Semantic Web Development

This document describes work conducted on the Semantic Web by me, Sean B. Palmer, since I got interested in the field in around 2000. I've tried to record most of the work that I've done along various axes, and tie it together to find structure in my approaches to helping out with the Semantic Web efforts.

The things listed below are mainly an historical account. For the most recent usable tools, try the Pyrple RDF API, the GRDDL Demo, and the n3proc.

Notation3 and CWM

Since 2000, when it was first developed, I've been interested in documenting and writing tools that handle the Notation3 non-XML serialisation of RDF. Apart from the Rough Guide to N3 (2002), most of my efforts have been on tools to produce, filter, and consume N3. I started with n3.py (2002), which was part of my Eep RDF toolkit.
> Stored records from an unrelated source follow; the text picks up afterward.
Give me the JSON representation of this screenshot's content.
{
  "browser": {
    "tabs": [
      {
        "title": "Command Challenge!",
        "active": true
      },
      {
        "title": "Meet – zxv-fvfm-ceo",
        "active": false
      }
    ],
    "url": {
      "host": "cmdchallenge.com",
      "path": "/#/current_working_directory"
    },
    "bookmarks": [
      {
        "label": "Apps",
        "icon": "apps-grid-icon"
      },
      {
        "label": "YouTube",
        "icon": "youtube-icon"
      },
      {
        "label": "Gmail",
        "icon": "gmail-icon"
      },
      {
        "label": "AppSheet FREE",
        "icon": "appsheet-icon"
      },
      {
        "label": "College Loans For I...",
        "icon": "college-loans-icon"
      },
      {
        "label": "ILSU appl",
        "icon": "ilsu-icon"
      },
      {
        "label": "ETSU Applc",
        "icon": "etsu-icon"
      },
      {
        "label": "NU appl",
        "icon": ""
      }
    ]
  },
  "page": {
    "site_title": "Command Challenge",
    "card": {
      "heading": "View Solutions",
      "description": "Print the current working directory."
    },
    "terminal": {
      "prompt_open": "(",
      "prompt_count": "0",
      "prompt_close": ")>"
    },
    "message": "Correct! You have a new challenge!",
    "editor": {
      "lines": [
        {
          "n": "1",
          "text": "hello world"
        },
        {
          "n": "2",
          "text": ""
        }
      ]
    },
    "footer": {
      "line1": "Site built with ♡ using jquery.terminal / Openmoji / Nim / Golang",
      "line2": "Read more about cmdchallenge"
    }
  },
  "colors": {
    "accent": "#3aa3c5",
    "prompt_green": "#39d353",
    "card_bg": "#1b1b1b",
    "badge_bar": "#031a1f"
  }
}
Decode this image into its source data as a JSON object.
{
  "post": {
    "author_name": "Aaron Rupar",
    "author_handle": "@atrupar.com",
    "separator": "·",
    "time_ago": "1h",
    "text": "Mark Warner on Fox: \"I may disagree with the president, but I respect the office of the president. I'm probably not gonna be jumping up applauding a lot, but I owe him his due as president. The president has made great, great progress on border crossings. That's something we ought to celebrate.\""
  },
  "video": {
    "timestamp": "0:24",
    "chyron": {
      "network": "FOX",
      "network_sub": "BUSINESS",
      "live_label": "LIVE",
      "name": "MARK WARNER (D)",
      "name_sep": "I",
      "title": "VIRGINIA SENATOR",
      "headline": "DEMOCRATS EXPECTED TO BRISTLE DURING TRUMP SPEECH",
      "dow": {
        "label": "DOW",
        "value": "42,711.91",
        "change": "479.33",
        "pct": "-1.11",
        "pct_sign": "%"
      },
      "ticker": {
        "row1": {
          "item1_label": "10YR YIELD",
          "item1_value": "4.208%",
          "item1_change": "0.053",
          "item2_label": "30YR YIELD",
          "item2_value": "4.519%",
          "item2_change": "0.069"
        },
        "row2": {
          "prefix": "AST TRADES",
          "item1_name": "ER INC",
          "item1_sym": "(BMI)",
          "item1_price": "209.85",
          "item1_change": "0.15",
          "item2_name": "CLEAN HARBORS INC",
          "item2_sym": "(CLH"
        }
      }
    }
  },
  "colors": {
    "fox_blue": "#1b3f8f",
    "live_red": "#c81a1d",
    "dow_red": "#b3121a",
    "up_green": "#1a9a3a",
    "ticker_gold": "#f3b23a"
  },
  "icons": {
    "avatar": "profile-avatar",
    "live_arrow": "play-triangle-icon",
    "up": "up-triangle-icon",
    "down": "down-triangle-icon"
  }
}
It didn't support all of Notation3, but was subsequently picked up and used as part of the RAP RDF API for PHP. Later the same year I wrote and released a different parser, afon.py, which was much more advanced and the first N3 parser to support path syntax. But it was soon superceded by other better parsers, and didn't manage to supplant CWM's notation3.py which was the intention. So eventually, when TimBL published his RDF BNF grammar for Notation3, I wrote n3proc or n3p (2004), which is now used as part of both rdflib by Daniel Krech (eikeon) and 4Suite & Versa by Uche and Chimezie Ogbuji. As well as being the first processor to be based on the RDF BNF, featuring a novel metaparsing approach, n3proc also features one of the most extensive N3 test suites to date.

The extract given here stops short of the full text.